相続時精算課税は、一定の要件のもとに選択できる方法で、贈与のときに軽減された贈与税を支払い、その後の相続のときに、その贈与財産とそのほかの相続財産をあわせた金額をもとに相続税を計算し、支払い済みの贈与税を精算する方法です。

相続時精算課税は、利用できる人が限定されていて、60歳以上の人が、その人の20歳以上の子供や孫へ財産を渡すときだけに使うことができます。

相続時精算課税には、2,500万円の特別控除があります。この2,500万円の特別控除は、贈与を受ける人が一生のうちで特別控除ができる金額で、以前に特別控除を受けた場合には、2,500万円から以前に受けた特別控除の金額をひいた残りが、特別控除の金額になります。

贈与税の申告

(1)申告が必要な場合

贈与税の申告が必要になるのは、贈与税がかかる場合と、相続時精算課税を選択した場合です。暦年課税の場合で、相続税がかからないときには申告は必要ありません。

(2)相続時精算課税の注意点

相続時精算課税を選択した場合には、納税額がなくても申告をしなければなりません。

(3)申告・納付期限

贈与税は、1月1日から12月31日までの間にもらった財産について、翌年の2月1日から3月15日の間に申告します。

もし、期限までに申告しなかった場合や、実際にもらった金額より少ない金額で申告した場合には、加算税がかかってきてしまうので、必ず期日までに申告するようにしましょう。納付期限も申告期限と同じです。
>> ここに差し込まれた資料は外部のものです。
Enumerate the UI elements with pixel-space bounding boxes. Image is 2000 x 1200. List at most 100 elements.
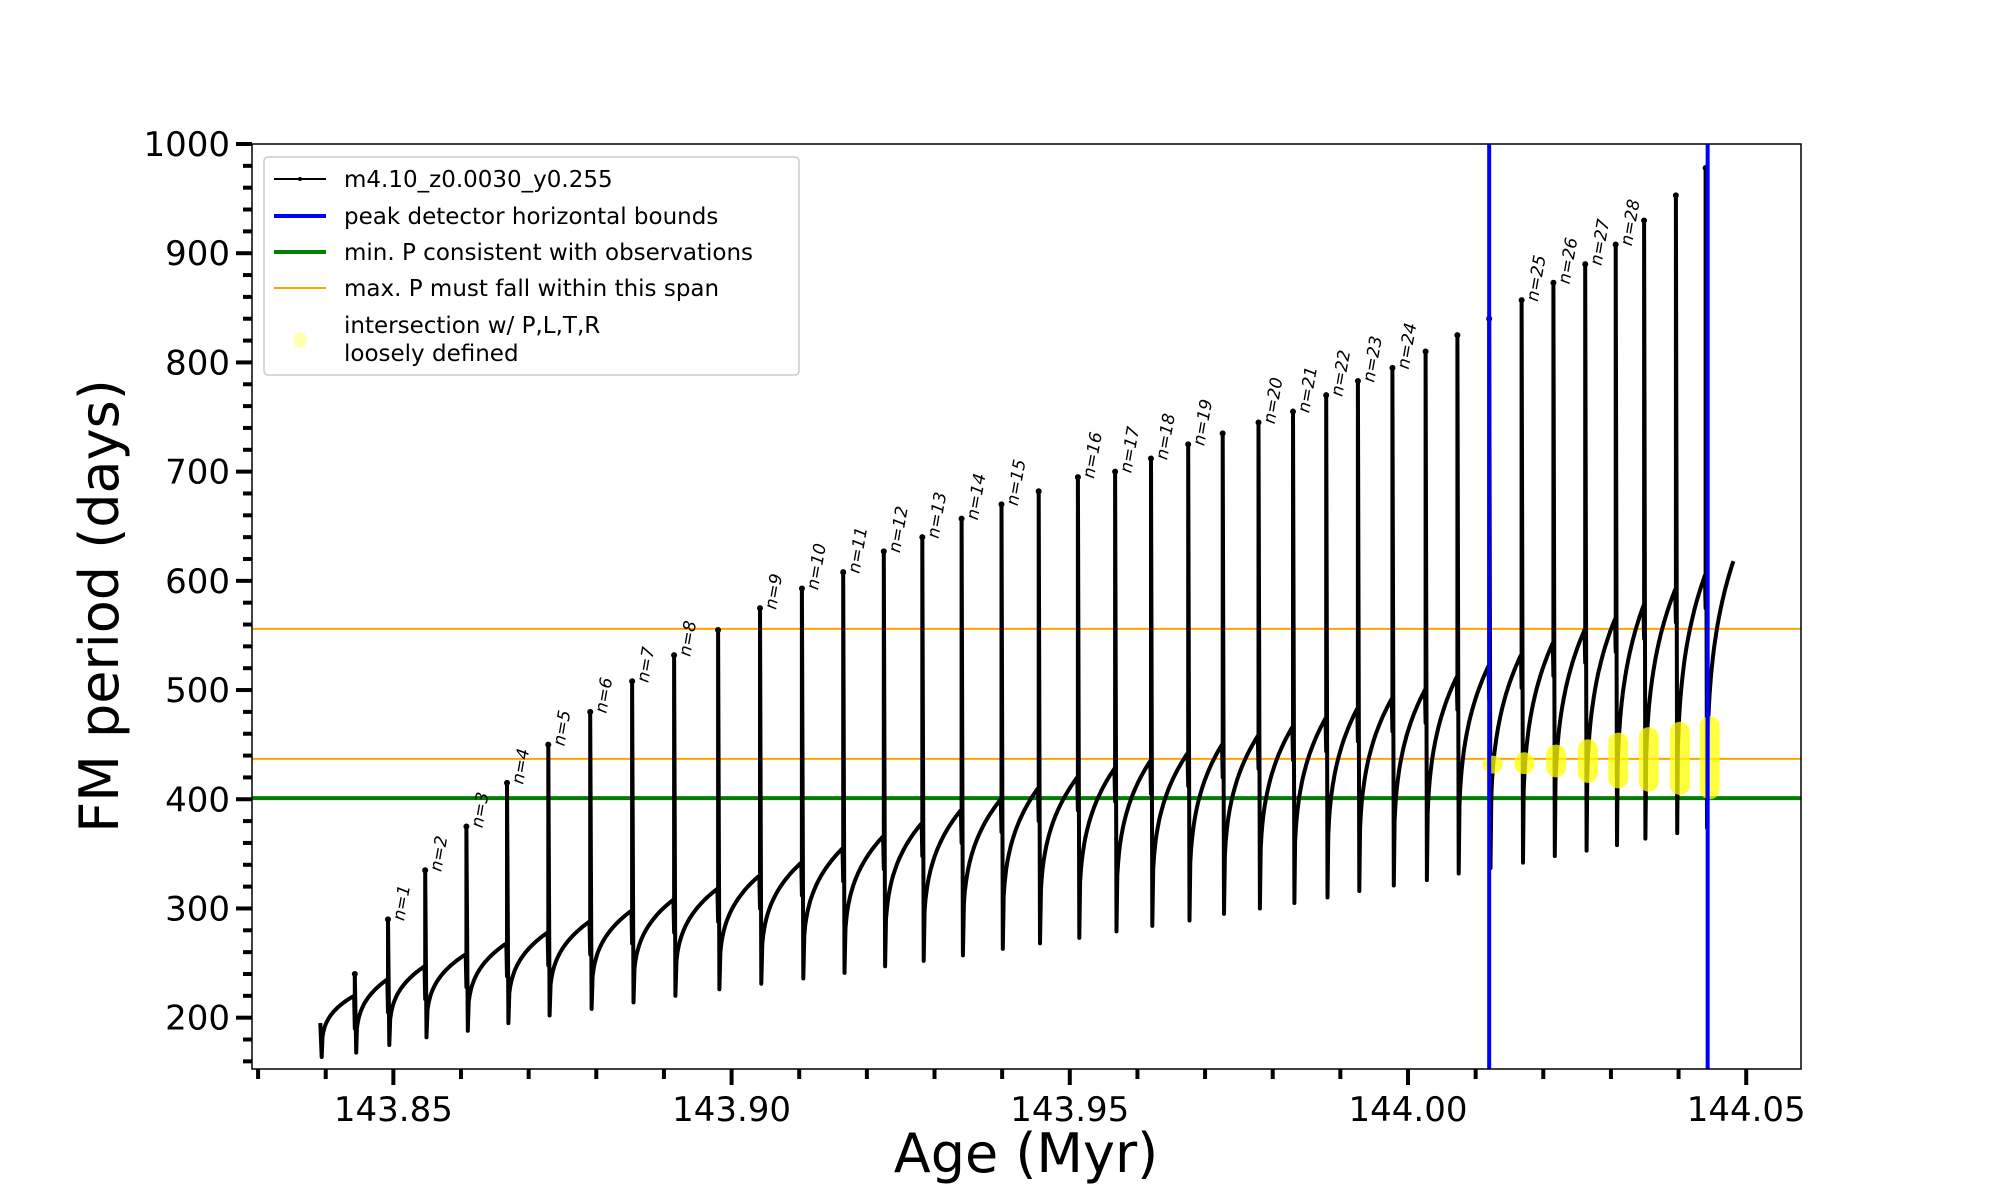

贈与税を納付するときには、現金で一括して払うのが原則です。e-TAXやコンビニ納付で納付することもできます。

どうしても払うことができないときには、延納制度があり分割して払うこともできます。延納制度を利用したい場合には、申告期限までに、「延納申請書」を提出して、税務署の許可を受けることで利用できますが、利子税がかかってきます

相続対策での贈与

贈与は、相続財産を、生前にあらかじめ渡すことができるので、相続財産を減らし、相続税を減らす対策として使われることがあります。この場合には、相続税は減りますが、贈与税がかかってくることになります。

相続対策で生前贈与をするときには、暦年課税の基礎控除を利用したり、相続時精算課税を利用したりします。相続時精算課税を利用した場合には、選択したあとは、その人からの贈与については暦年課税に変更できなくなるので注意が必要です。

相続対策をするにはシュミュレーションを行い、どのような方法がいちばんよいのかを検討していく必要があります。相続対策には、細かい気を付けなければならない点も多いので、相続対策に強い信頼できる税理士に相談しながら、すすめていくとよいでしょう。